Mit diesem Gesetz werden Millionen von gesunden Bürgern zu einem regelrechten "Impf-Abo" genötigt, was praktisch einer staatlichen Zwangs-Acquisition von "Neukunden" für die privaten, gewinnorientierten Pharmakonzerne gleichkommt. Es ist des weiteren auch nicht mit dem Hippokratischen Eid vereinbar, dessen grundlegende Werte das Verbot zu schaden und das Recht der Selbstbestimmung der Patienten sind.

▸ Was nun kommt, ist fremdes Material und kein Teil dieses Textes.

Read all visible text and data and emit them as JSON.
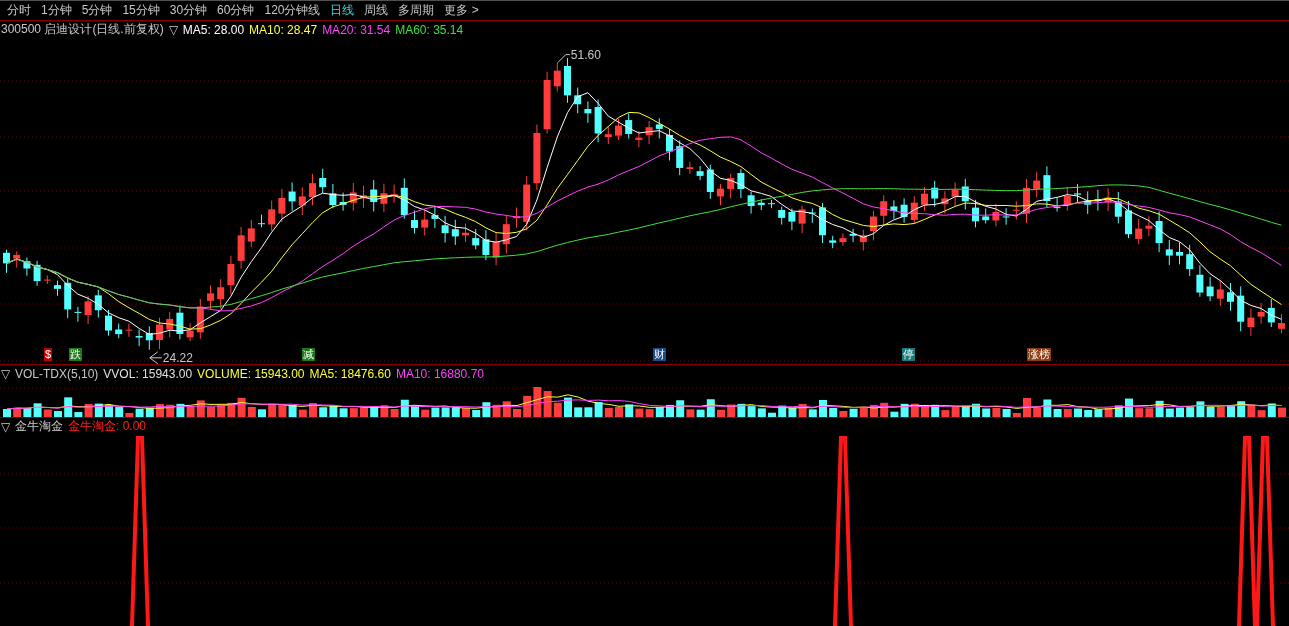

Man gewinnt zusehends den Eindruck, dass hier offenbar die Interessen der Pharmaindustrie im Vordergrund stehen und diese mit großem Engagement von der Politik, aber auch von den staatlichen Behörden rigoros durchgesetzt werden. Neuerlich werden autoritär "Lockdowns" verfügt, um den Druck auf ungeimpfte Menschen weiter zu erhöhen; diese Maßnahme steht in keinem Verhältnis zu den Schäden, die sie anrichtet - langfristig wird damit die heimische Wirtschaft zerstört, während die internationalen Konzerne Milliardengewinne machen und immer mehr Einfluss auf Politik und Medien nehmen.
Es wird höchste Zeit, die primär auf Angst und Falschinformationen fußende sog. Pandemie endlich zusammen mit dem seit fast 2 Jahren andauernden Ausnahmezustand zu beenden; nur so kann die Diskriminierung ganzer Bevölkerungsteile und eine weitere Spaltung der Gesellschaft verhindert werden.